Mike Hodges was collaborating until his last days, writes filmmaker Graham Bendel, proferring a packet of his correspondence with the late filmmaking great.
It’s so strange living in a world where only the “now” matters.
Maybe it was always thus?
As an old man I see the same problems being recycled time and time again.
In the 60s we thought we’d severed so many Gordian knots – how naive !
Thatcher retied them and so we go on and on in a never-ending charade.
Streaming. Photo: Ray Pride.
Producer Ted Hope on the predictable economic catastrophe of the megacorporate race to streaming and saunters through the rubble:
One of the great comforts in this world is that the best and the brightest, the most powerful and best capitalized, make dumb ass decisions time and time again…

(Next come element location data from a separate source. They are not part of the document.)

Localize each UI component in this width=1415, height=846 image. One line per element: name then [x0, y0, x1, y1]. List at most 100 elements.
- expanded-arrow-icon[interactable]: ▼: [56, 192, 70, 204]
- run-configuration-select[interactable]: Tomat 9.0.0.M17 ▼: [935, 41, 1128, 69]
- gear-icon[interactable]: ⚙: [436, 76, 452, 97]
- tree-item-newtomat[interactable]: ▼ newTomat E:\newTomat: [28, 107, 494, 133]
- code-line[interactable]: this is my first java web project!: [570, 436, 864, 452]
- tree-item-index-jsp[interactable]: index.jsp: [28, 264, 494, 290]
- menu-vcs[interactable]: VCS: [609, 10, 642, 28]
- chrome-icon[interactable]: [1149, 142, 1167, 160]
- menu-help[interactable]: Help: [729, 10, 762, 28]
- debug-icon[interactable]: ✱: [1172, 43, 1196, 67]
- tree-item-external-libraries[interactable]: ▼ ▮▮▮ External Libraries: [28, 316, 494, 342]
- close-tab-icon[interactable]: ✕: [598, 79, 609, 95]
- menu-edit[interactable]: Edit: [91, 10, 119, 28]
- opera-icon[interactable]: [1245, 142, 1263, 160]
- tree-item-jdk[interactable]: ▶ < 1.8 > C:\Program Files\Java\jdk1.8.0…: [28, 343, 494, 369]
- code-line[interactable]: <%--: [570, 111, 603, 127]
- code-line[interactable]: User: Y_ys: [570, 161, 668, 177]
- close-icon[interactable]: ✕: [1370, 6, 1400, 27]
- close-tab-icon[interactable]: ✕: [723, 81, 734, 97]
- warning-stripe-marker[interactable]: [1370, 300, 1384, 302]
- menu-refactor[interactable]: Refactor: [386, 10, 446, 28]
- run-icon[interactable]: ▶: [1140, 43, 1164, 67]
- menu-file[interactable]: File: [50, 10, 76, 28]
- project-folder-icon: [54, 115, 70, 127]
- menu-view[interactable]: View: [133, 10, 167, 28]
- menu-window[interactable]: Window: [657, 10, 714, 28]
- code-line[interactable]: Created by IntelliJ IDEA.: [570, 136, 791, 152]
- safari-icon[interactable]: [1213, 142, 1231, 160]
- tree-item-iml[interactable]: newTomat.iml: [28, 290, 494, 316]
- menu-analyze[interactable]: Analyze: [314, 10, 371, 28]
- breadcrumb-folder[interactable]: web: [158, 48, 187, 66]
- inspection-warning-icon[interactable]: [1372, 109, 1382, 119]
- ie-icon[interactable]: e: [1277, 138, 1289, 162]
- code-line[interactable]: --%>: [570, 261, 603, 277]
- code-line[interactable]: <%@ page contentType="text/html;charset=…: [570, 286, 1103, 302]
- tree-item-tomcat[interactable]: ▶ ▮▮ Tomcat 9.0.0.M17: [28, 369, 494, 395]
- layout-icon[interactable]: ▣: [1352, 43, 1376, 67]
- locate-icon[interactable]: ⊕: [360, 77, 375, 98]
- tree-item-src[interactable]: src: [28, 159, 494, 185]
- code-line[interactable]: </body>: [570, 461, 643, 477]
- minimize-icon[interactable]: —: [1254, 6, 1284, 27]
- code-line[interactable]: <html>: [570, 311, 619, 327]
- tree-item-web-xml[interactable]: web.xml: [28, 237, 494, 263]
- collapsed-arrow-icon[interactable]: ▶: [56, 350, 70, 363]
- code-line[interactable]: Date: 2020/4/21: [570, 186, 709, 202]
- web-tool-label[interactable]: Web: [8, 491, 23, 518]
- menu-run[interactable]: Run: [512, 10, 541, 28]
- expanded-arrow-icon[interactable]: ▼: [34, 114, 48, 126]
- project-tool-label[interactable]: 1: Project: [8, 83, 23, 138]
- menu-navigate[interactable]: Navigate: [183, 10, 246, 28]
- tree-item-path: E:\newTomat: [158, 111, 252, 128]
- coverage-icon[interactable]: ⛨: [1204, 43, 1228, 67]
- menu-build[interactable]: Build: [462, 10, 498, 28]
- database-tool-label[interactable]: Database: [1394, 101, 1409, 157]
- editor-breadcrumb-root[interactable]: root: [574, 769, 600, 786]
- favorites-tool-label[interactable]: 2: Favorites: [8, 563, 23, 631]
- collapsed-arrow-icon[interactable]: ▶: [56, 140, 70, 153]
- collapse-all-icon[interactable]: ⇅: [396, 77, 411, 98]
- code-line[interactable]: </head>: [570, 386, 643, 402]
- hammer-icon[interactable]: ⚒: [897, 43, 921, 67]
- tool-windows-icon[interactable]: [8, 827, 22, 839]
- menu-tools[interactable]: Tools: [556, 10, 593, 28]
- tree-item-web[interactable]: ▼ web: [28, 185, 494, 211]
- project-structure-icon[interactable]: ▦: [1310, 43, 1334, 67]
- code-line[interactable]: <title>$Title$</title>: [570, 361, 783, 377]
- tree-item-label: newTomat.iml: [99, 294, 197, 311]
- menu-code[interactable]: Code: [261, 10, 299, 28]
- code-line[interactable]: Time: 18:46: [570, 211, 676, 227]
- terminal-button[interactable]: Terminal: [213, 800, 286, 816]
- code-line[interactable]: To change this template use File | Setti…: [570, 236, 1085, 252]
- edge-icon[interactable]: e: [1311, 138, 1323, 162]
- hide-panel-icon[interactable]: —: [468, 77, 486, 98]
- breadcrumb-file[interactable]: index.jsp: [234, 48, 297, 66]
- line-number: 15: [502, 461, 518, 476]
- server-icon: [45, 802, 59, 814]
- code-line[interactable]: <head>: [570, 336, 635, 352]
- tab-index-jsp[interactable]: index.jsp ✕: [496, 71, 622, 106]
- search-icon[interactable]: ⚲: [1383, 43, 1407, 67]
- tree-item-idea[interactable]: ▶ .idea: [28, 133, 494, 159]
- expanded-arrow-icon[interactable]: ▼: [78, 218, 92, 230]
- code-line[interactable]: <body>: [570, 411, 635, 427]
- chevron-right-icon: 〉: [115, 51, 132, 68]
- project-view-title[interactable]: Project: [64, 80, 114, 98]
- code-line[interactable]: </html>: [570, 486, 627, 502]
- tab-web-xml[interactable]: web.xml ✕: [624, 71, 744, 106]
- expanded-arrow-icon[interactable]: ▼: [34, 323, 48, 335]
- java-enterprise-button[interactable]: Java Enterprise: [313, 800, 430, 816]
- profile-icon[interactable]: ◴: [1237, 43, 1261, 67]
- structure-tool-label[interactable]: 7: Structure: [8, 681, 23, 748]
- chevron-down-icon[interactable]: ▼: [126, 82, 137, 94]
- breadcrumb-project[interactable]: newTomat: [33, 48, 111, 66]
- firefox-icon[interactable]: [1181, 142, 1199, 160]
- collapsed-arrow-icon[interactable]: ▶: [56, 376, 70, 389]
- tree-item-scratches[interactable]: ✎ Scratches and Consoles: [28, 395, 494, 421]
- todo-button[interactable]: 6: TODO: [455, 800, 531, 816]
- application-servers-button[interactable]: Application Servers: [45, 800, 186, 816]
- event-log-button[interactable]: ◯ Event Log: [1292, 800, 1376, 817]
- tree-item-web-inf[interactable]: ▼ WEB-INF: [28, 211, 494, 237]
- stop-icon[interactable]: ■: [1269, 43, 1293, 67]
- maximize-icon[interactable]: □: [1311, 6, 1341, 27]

If there has been a consistent end-of-year cheer, it’s that it was generally stupid to pivot to a streaming-first strategy. And frankly they started that cheer early in 2022. Yay! Time to flip-flop again! Not only was money left on the table, but it ate up more than it could spit out. Forget that DirectToStreaming (D2S) wasn’t a way to build long term value or give a title any distinction. It was a costly lesson and everyone is paying the price…
I was surprised that the major streamers never moved into curation in any significant way. It is said that curation is an audience retention tactic and not one of the prime streaming goal: audience acquisition. Do you remember the formulas? I thought someone was going to better algebratize them for me!
And from an earlier dispatch of Hope:
Our entire film ecosystem was structured around content scarcity until the Global Streamers pushed everything towards “Peak Content.” The scarcity model required us to maximize individual title revenue’s by creating specific hierarchies and cadences for releasing a title across different media platforms and territories. Success was generally evaluated by the profit or loss a film generated.
We are no longer a culture or industry of scarcity. We are now a culture and industry of abundance. We changed because the dominant powers had different business goals and their tactics for trying to reach those goals changed everything. The business goal of Global Streaming is not the profit a single title generates. The business goal of Global Streaming is audience acquisition.
At teh Grauniad, Phil Hebblethwaite on musical choices in Tár.
Babylon and on:
NPR sees anime “everywhere.” “Anime's fans are largely online, and the pandemic—when people were suddenly able to focus on at-home or online interests—[fueled] growth.”
It's a young demographic consuming the majority of popular anime, and that's a good thing, said Anime NYC director Peter Tatara, since those early impressions are formative. Teens "see themselves reflected through these heroes in a way they might not see themselves reflected in a billionaire who builds a suit of armor," Tatara told the network.